Monday, April 21, 2008

More Sleep


And the saga continues..
Sleep is there, but without any quality. I have this twitch in my eye which persists.
Thankfully, I'm still able to function but I'm worried about this continuing. I know that this will only get worse the longer it lingers. "Blurry Mind" gets a new, extended meaning these days.
Taking sleeping pills did cross my mind. However, I know that the sleep you get with these is not too great either, and the effects of it follows you through the day after.
My stress comes from several possible reasons. One of which is that this is the month of my brother's death, 3 years ago. The memorial has come and gone, and a bicycle trip in his memory is coming this friday.
I'm writing a few words for it, words I didnt say at the memorial. Sometimes it feels like words are all I have left.
Some times it feels like in a movie.
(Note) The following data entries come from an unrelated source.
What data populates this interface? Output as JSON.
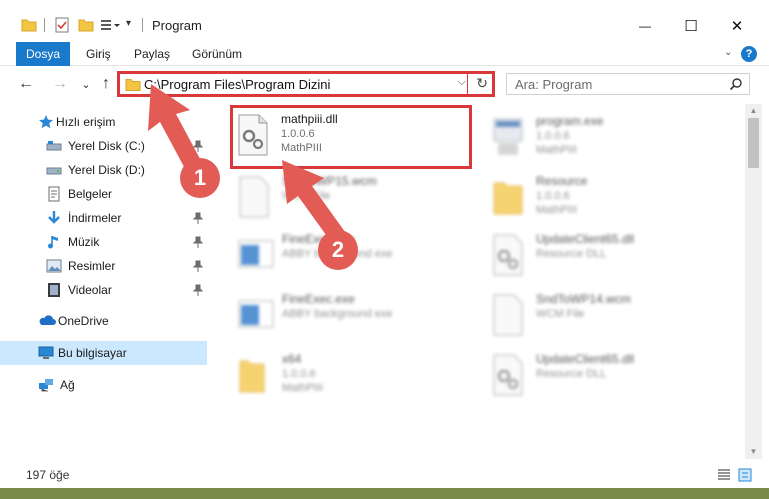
{
  "window": {
    "title": "Program",
    "minimize": "—",
    "maximize": "☐",
    "close": "✕"
  },
  "ribbon": {
    "tabs": [
      "Dosya",
      "Giriş",
      "Paylaş",
      "Görünüm"
    ],
    "help": "?"
  },
  "nav": {
    "back": "←",
    "forward": "→",
    "recent": "⌄",
    "up": "↑",
    "address": "C:\\Program Files\\Program Dizini",
    "address_dropdown": "⌵",
    "refresh": "↻",
    "search_placeholder": "Ara: Program"
  },
  "sidebar": {
    "items": [
      {
        "label": "Hızlı erişim",
        "icon": "star-icon"
      },
      {
        "label": "Yerel Disk (C:)",
        "icon": "drive-icon",
        "pinned": true
      },
      {
        "label": "Yerel Disk (D:)",
        "icon": "drive-icon"
      },
      {
        "label": "Belgeler",
        "icon": "documents-icon"
      },
      {
        "label": "İndirmeler",
        "icon": "download-icon",
        "pinned": true
      },
      {
        "label": "Müzik",
        "icon": "music-icon",
        "pinned": true
      },
      {
        "label": "Resimler",
        "icon": "pictures-icon",
        "pinned": true
      },
      {
        "label": "Videolar",
        "icon": "videos-icon",
        "pinned": true
      },
      {
        "label": "OneDrive",
        "icon": "cloud-icon"
      },
      {
        "label": "Bu bilgisayar",
        "icon": "computer-icon",
        "selected": true
      },
      {
        "label": "Ağ",
        "icon": "network-icon"
      }
    ]
  },
  "files": [
    {
      "name": "mathpiii.dll",
      "line2": "1.0.0.6",
      "line3": "MathPIII",
      "icon": "dll-gear-icon",
      "highlight": true
    },
    {
      "name": "program.exe",
      "line2": "1.0.0.6",
      "line3": "MathPIII",
      "icon": "exe-icon"
    },
    {
      "name": "SndToWP15.wcm",
      "line2": "WCM File",
      "line3": "",
      "icon": "file-icon"
    },
    {
      "name": "Resource",
      "line2": "1.0.0.6",
      "line3": "MathPIII",
      "icon": "folder-icon"
    },
    {
      "name": "FineExec.exe",
      "line2": "ABBY background exe",
      "line3": "",
      "icon": "app-window-icon"
    },
    {
      "name": "UpdateClient65.dll",
      "line2": "Resource DLL",
      "line3": "",
      "icon": "dll-gear-icon"
    },
    {
      "name": "FineExec.exe",
      "line2": "ABBY background exe",
      "line3": "",
      "icon": "app-window-icon"
    },
    {
      "name": "SndToWP14.wcm",
      "line2": "WCM File",
      "line3": "",
      "icon": "file-icon"
    },
    {
      "name": "x64",
      "line2": "1.0.0.6",
      "line3": "MathPIII",
      "icon": "folder-icon"
    },
    {
      "name": "UpdateClient65.dll",
      "line2": "Resource DLL",
      "line3": "",
      "icon": "dll-gear-icon"
    }
  ],
  "status": {
    "count": "197 öğe"
  },
  "annotations": {
    "step1": "1",
    "step2": "2",
    "accent": "#d9383a"
  },
  "colors": {
    "file_tab": "#1979ca",
    "selected": "#cce8ff"
  }
}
You know those scenes where a person stands still or does things at a normal rate while the world whizzes by him at an accelerated pace? I feel like that some times.
Trailing off - that's another part of sleep deprivation. Wish me luck. I hope I'll get some rest tonight.

2 comments:

Unknown said...

Oh Oren.

Your situation is so dear to me. Don't know why I say this, but your humanity's near, yet a couple of months old! I hope you've gotten relief - that your brother's death has only grown more meaningful. (Meaning has a way of being *so* personal, *so* intensely bittersweet ...) Please know that every person alive, shares this with you.

- Andrea

Oren said...

My brother's death will never lose nor diminish in meaning to me. I sure hope that not every person alive will or does know the meaning of having a sibling die in his/her prime.